Herfoss rode a brilliant time trial on Wednesday to finish third. (Image: Con Chronis/Zac Williams)
Rachel Neylan (Casa Dorada): The 37-year-old has been on the podium three times in this race (her best being second behind Peta Mullens in 2015) but her best days are probably behind her. That said, Neylan showed at the Women’s Tour Down Under last year (third overall) that she can still be very competitive at this time of year.
Ruby Roseman-Gannon: Roseman-Gannon was perhaps the revelation of the recent Bay Crits. She was strong enough to get in the winning move on both days that a breakaway decided the race, and on both occasions it took a world-class rider to beat her (Spratt and Chloe Hosking).
It mightn’t all come together for Roseman-Gannon this year, but she should still be there late in the race. At the very least she has a very good shot of ending up on the U23 podium.

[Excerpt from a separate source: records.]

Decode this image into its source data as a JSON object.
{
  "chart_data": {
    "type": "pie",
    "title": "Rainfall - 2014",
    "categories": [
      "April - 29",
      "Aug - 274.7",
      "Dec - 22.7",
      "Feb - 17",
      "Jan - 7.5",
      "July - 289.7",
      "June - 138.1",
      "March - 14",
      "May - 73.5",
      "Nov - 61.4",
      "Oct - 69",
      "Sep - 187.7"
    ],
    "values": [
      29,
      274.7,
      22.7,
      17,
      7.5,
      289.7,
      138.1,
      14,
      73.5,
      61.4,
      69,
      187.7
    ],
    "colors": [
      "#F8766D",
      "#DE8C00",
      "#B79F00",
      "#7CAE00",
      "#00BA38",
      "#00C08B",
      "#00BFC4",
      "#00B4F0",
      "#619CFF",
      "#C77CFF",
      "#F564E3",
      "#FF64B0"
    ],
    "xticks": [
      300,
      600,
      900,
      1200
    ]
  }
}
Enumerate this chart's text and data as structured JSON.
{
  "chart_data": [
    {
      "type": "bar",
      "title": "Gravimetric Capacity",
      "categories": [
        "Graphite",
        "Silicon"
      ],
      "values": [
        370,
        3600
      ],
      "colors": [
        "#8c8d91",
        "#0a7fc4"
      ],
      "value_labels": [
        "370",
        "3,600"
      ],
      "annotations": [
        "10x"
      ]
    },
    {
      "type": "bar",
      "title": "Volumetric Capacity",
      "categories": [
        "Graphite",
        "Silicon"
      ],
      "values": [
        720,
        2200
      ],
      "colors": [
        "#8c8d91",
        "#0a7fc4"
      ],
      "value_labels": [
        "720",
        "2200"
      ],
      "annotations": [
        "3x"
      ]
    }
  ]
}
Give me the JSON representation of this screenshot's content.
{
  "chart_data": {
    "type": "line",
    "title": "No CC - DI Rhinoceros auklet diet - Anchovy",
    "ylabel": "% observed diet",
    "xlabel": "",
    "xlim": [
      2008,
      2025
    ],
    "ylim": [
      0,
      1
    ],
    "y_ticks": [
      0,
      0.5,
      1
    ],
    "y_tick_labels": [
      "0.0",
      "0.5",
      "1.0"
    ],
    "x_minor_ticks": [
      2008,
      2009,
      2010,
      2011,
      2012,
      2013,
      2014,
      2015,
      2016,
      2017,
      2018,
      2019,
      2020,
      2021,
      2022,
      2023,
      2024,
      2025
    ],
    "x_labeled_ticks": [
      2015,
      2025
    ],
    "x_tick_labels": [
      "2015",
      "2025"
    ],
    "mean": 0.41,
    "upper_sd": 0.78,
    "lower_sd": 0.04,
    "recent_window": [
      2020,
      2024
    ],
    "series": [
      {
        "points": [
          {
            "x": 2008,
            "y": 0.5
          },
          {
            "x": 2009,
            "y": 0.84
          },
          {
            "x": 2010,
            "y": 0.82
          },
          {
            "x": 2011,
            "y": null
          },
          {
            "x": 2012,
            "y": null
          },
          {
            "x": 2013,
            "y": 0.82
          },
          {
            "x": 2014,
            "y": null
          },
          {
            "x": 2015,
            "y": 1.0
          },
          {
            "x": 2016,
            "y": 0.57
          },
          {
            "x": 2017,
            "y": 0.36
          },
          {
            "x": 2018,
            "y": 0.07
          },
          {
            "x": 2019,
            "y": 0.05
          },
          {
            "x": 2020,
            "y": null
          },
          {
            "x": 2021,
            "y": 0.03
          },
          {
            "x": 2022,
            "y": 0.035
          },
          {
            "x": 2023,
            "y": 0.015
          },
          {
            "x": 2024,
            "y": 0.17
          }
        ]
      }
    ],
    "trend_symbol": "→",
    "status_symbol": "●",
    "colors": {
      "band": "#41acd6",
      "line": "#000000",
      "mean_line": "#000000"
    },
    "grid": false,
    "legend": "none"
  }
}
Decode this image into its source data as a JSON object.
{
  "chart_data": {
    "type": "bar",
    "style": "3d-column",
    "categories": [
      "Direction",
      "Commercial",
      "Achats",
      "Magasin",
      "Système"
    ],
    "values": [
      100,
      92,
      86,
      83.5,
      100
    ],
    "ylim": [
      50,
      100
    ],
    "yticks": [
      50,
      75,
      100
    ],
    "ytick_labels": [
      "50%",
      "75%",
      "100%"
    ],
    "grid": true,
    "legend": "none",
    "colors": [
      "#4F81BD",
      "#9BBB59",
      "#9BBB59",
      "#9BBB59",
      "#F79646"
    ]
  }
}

Roseman-Gannon (centre, in green) was only beaten by world-class sprinter Chloe Hosking on stage 2 of the Bay Crits.
Jaime Gunning (Specialized Women’s Racing): Gunning has had an impressive rise through the ranks in recent years and is both a strong climber and time-trialist. She’s unlikely to reach the overall podium, but she could well feature on the U23 podium.
The women’s road race will be broadcast live via SBS TV, SBS On Demand and the SBS Cycling Central website from 10am (70 minutes after the start). The social media hashtag you’ll want is #RoadNats.
Of course, if you can, it’s well worth catching the race live in person, particularly from the slopes of Mt. Buninyong.
Who do you think will win on Sunday, and how? What would you like to see happen?